Quando hai realizzato questo disco? Dalla data di uscita si potrebbe pensare che è “figlio” della pandemia…
La realizzazione dell’EP è avvenuta lo scorso aprile in pieno lockdown, quindi le registrazioni sono state fatte a casa; di conseguenza l’idea di lasciare spazio a quello che avevo a disposizione. La questione Covid-19 ha scombussolato il mondo, a livello personale a marzo e aprile avrei dovuto finire il mio primo album, che è stato rimandato per questioni pratiche, quindi da aprile ho iniziato a lavorare in parallelo a cose che avrei potuto completare in autonomia; per quanto talvolta lento nell’elaborazione, sono molto produttivo a livello di idee e non potevo mettermi una pausa. Nel disco che dovrebbe vedere la luce il prossimo autunno/inverno ci saranno arrangiamenti polistrumentali in quasi ogni brano, con la partecipazione e il supporto di cari amici, nonché ottimi musicisti.
Alla base dell’idea di suonare questi pezzi c’è la questione che per me è principale: avere la possibilità di suonarli in acustico da solo con voce e chitarra oppure con la band. Mi interessa che i brani che scrivo possano avere elasticità di esecuzione.

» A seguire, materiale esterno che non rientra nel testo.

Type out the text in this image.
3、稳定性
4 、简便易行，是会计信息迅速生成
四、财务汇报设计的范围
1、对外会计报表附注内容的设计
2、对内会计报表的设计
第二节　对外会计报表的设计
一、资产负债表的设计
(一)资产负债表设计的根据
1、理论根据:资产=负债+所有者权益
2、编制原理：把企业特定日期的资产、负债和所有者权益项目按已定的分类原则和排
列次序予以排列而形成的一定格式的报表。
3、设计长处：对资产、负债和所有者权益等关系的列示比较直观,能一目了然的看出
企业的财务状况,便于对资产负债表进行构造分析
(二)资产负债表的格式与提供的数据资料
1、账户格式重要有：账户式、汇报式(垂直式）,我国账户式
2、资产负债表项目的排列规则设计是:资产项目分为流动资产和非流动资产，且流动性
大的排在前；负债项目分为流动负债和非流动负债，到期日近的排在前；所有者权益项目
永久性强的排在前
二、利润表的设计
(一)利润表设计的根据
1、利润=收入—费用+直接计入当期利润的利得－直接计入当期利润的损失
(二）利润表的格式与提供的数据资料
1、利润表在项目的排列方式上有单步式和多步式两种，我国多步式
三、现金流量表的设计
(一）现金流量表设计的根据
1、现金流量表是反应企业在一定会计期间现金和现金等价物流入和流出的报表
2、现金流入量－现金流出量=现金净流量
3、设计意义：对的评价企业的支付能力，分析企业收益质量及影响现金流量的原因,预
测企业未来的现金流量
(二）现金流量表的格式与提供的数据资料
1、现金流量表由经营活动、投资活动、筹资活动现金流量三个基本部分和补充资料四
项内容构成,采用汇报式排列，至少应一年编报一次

Mi dicevi di come l’accordatura aperta della chitarra abbia cambiato il tuo modo di sfruttare lo strumento, ce ne vuoi parlare?

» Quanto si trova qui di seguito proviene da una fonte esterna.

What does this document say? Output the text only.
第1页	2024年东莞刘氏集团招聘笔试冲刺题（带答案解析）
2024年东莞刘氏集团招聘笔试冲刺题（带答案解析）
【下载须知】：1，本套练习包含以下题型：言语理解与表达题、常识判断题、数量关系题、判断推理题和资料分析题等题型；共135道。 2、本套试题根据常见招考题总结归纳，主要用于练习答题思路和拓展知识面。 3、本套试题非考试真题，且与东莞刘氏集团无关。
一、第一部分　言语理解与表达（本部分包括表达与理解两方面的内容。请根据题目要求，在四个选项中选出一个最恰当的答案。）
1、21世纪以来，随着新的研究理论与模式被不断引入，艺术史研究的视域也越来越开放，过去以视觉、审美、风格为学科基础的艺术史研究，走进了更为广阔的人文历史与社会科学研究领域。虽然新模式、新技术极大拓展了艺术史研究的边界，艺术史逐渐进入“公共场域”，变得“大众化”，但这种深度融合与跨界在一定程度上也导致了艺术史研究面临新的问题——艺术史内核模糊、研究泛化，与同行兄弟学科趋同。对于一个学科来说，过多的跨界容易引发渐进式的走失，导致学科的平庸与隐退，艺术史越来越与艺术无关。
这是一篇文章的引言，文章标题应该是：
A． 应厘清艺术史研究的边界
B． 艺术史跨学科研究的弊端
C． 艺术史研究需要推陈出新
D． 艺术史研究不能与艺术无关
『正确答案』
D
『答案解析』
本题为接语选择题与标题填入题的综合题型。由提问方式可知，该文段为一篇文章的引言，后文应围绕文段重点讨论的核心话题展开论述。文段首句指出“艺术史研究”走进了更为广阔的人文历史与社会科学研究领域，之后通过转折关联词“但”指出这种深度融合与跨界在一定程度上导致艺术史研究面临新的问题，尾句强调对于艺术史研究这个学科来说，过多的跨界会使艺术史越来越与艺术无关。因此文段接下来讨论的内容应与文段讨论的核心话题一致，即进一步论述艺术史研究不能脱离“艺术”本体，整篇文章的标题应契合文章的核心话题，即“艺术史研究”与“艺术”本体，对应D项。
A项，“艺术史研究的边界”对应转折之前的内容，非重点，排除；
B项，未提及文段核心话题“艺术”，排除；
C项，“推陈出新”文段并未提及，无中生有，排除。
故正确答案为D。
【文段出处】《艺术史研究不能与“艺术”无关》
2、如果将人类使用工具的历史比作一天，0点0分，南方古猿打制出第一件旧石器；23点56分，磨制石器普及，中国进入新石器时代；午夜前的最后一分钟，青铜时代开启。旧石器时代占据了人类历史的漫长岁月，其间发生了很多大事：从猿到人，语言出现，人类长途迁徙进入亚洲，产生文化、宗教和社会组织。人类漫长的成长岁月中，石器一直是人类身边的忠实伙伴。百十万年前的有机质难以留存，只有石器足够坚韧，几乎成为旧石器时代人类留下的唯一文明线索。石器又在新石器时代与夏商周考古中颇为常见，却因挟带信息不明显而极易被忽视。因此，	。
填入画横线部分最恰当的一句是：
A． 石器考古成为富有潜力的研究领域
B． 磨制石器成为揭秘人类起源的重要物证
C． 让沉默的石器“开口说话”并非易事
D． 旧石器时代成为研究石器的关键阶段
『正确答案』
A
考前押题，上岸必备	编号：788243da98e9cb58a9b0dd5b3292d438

Il mio modo di suonare la chitarra è abbastanza diretto, primitivo, rozzo; non c’è un filtro di pulizia, non c’è quel garbo che mi sono sentito dire avere nella voce. Per me suonare la chitarra significa liberare un flusso, un torrente in piena, quando arriva la calma e la delicatezza è perché la natura del suono giunge ad un suo apice e necessita ristoro.
In questo senso suonare con un’accordatura aperta mi facilita, mi permette immediatezza, maggior libertà.

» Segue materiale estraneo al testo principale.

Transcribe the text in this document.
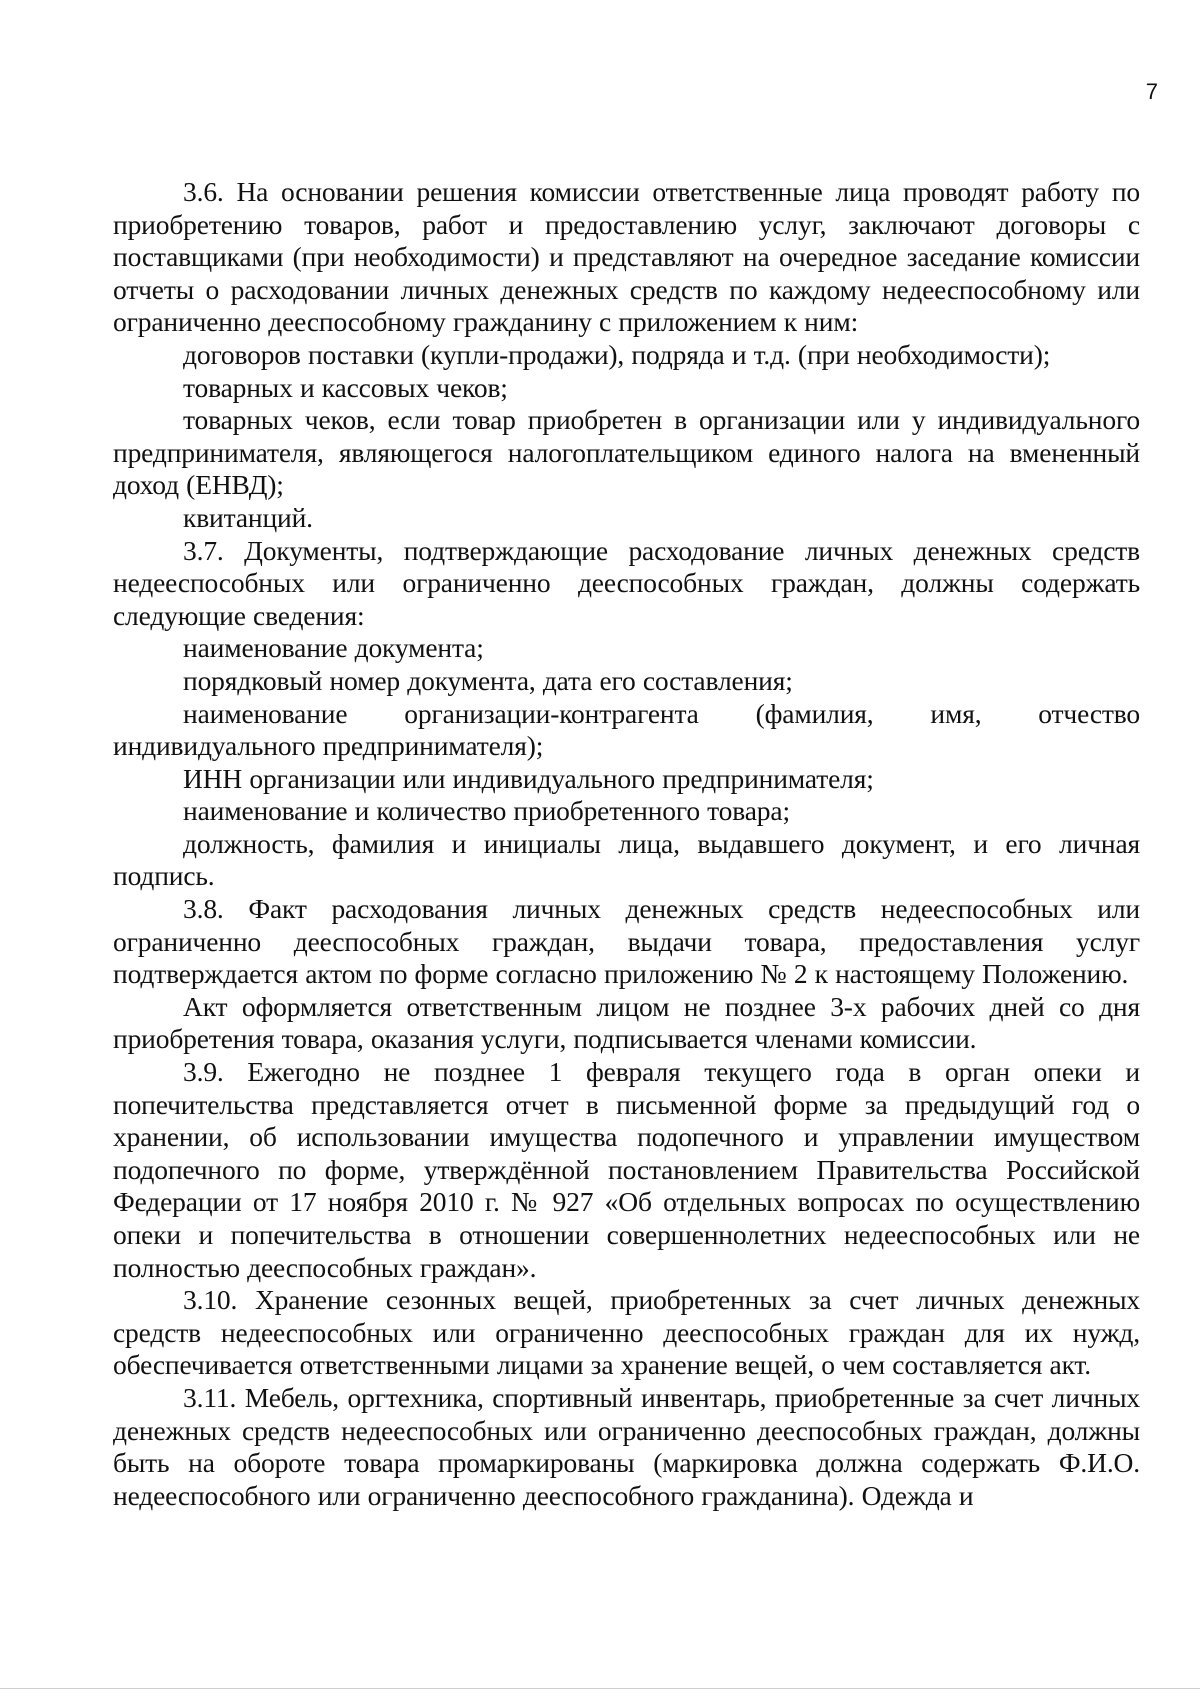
7

3.6. На основании решения комиссии ответственные лица проводят работу по приобретению товаров, работ и предоставлению услуг, заключают договоры с поставщиками (при необходимости) и представляют на очередное заседание комиссии отчеты о расходовании личных денежных средств по каждому недееспособному или ограниченно дееспособному гражданину с приложением к ним:

договоров поставки (купли-продажи), подряда и т.д. (при необходимости);

товарных и кассовых чеков;

товарных чеков, если товар приобретен в организации или у индивидуального предпринимателя, являющегося налогоплательщиком единого налога на вмененный доход (ЕНВД);

квитанций.

3.7. Документы, подтверждающие расходование личных денежных средств недееспособных или ограниченно дееспособных граждан, должны содержать следующие сведения:

наименование документа;

порядковый номер документа, дата его составления;

наименование организации-контрагента (фамилия, имя, отчество индивидуального предпринимателя);

ИНН организации или индивидуального предпринимателя;

наименование и количество приобретенного товара;

должность, фамилия и инициалы лица, выдавшего документ, и его личная подпись.

3.8. Факт расходования личных денежных средств недееспособных или ограниченно дееспособных граждан, выдачи товара, предоставления услуг подтверждается актом по форме согласно приложению № 2 к настоящему Положению.

Акт оформляется ответственным лицом не позднее 3-х рабочих дней со дня приобретения товара, оказания услуги, подписывается членами комиссии.

3.9. Ежегодно не позднее 1 февраля текущего года в орган опеки и попечительства представляется отчет в письменной форме за предыдущий год о хранении, об использовании имущества подопечного и управлении имуществом подопечного по форме, утверждённой постановлением Правительства Российской Федерации от 17 ноября 2010 г. № 927 «Об отдельных вопросах по осуществлению опеки и попечительства в отношении совершеннолетних недееспособных или не полностью дееспособных граждан».

3.10. Хранение сезонных вещей, приобретенных за счет личных денежных средств недееспособных или ограниченно дееспособных граждан для их нужд, обеспечивается ответственными лицами за хранение вещей, о чем составляется акт.

3.11. Мебель, оргтехника, спортивный инвентарь, приобретенные за счет личных денежных средств недееспособных или ограниченно дееспособных граждан, должны быть на обороте товара промаркированы (маркировка должна содержать Ф.И.О. недееспособного или ограниченно дееспособного гражданина). Одежда и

Suono con accordatura CGCEGC muovendo il capotasto in base alla tonalità. È un’accordatura melodica che mi lascia molto spazio a livello di suono; sfrutto molto le vibrazioni delle corde “a vuoto”, creano una risonanza armonica di fondo che mi piace molto. Le accordature alternative alla classica EADGBE mi affascinano, scoprii un mondo con i Sonic Youth, così come successivamente ne scoprii un altro, meno ortodosso e più codificato volendo, innamorandomi della Vestapol con le sue varianti grazie al Piedmont blues e ad altre forme di folk tradizionale americano. Personalmente più suono con accordatura aperta e più non sento il bisogno di tornare a una standard. È come se il mio cervello funzionasse in modo più naturale e trovasse maggiori riscontri suonando così.
A cura di Alessandro Scotti
Mi racconto in una frase: vengo dal Piemonte del Sud
Il primo disco che ho comprato: “New Picnic Time” dei Pere Ubu è il primo disco che ho comprato e che mi ha segnato. Non è il primo in assoluto ma facciamo finta di sì.
Il primo disco che avrei voluto comprare: qualcosa dei Pink Floyd, non ricordo cosa però.
Una cosa di me che penso sia inutile che voi sappiate ma ve la racconto lo stesso: la foto della famiglia di mia madre è in un museo, mia madre è quella in fasce.